The facts that we present are these:
1. It cannot be shown that these associations or meetings have ever divided the church.
2. The Protestant Church has never been so much united as during the past ten years, and yet the doctrine of holiness has never received as much attention by all denominations as during that time.
3. As to the Methodist Church, she was never more united in all her connectional interests and work. She has increased more during the past ten years than during any decade of her existence — more than double any other decade. Her total increase in ten years has been 4,024 ordained innerant ministers 4,501 local preachers, and 635,101 in her lay membership. She has built 4,974 churches, at an expense of over $51,000,000.
Her increase alone in ten years is more than double the whole Congregational Church, nearly three times the membership of the Episcopal Church, and six times that of the Reformed Dutch Church, and about equal to the whole membership of the Presbyterian Church of this country.
We do not mention these facts boastfully, but in vindication of the practical efficiency of Christian holiness as the great unifying and evangelizing power of Methodism. And yet not half as much has been accomplished, as would have been, if the church more generally had put away her sins, come up to her privilege, and there had been less fault-finding with the measures and efforts put forth to promote Christian holiness.
The ministry of the Methodist Church cannot afford to ignore this doctrine to antagonize it, to tone it down, or emasculate it. The history of Methodism is a diary of Christian holiness, cutting its way through the icy walls of a nominal Christianity and he who would rob it of its clear and specific testimony on this subject, or hinder its best efforts for advancement, is an unworthy successor of the Wesleys.
196. Is the work and experience of holiness making progress in the church?
It is. One needs but an honest look, to be convinced of the interest and deepening conviction on this subject in the churches, both of this country and Protestant Europe. Coldness, formality, and spiritual death are seen to be inadequate to meet the encroachments of the world, and contend with the greed and fraud, intemperance, impurities, riots, sabbath desecration, and bold skepticism so fearfully prevalent.
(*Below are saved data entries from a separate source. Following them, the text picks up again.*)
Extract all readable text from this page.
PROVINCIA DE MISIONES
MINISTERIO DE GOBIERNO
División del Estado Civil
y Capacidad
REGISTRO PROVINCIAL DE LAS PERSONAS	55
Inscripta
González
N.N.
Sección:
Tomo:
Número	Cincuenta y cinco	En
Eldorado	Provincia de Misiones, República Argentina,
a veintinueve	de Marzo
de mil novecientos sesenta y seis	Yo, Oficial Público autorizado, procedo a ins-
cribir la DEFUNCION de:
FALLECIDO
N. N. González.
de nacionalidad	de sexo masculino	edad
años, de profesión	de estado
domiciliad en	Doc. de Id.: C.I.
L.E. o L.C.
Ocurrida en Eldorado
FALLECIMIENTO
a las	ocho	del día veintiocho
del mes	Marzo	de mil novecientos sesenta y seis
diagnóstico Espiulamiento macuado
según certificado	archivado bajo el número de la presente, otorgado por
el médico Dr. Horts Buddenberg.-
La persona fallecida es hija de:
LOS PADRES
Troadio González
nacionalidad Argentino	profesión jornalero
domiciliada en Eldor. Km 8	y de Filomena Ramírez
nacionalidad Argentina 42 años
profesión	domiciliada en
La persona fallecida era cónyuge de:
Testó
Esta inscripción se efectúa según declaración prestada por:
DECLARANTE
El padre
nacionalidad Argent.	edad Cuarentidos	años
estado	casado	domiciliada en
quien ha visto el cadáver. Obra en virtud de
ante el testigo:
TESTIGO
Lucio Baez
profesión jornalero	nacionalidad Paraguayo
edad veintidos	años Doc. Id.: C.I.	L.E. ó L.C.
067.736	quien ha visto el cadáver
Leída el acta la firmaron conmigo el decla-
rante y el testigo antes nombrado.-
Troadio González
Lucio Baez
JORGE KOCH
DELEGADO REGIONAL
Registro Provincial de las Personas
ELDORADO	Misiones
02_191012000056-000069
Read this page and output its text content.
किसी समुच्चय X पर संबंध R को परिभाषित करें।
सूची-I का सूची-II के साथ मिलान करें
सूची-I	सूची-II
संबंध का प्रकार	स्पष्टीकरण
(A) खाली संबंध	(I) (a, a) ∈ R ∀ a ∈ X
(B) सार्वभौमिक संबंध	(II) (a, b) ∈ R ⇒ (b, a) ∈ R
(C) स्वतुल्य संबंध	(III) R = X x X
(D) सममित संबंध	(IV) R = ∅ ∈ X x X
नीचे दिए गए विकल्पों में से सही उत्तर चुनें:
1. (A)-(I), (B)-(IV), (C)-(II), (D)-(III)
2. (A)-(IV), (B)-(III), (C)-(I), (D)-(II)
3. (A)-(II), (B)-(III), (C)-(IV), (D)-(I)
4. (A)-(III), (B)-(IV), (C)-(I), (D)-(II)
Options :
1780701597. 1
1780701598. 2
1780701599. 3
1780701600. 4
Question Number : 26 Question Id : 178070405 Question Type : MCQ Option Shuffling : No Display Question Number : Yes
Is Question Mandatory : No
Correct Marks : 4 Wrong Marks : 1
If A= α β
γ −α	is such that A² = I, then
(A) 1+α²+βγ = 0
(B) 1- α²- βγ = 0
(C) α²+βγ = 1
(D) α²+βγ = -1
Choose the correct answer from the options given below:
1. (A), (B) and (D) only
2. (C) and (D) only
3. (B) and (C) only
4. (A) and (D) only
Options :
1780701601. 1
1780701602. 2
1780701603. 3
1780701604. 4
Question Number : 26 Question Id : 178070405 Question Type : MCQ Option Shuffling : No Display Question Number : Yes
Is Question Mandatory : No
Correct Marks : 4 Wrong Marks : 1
More attention is now given to the circulation of books and periodicals, devoted to its promotion, and the attention of the church is more generally directed to its claims and importance. The number of those in the ministry who enjoy it, and faithfully preach it, is increasing constantly, and the witnesses of perfect love in the membership are augmenting from year to year.
But it must be remembered there is much yet to be done, as vast multitudes of our people never read the excellent books and periodicals furnished by the church on this subject. Many of our preachers do not enjoy perfect love; some seldom preach it, and, painful as is the admission, some discard Mr. Wesley’s views altogether. Many, very many, of our members are living without an experimental knowledge of its saving power and blessedness. Some, we fear, are content to remain so.
While, then, we rejoice, and give thanks to God for what has been, and for what is being done, we should be incited to pray and labor to secure a more extensive and general work of perfect love through our entire ministry and membership.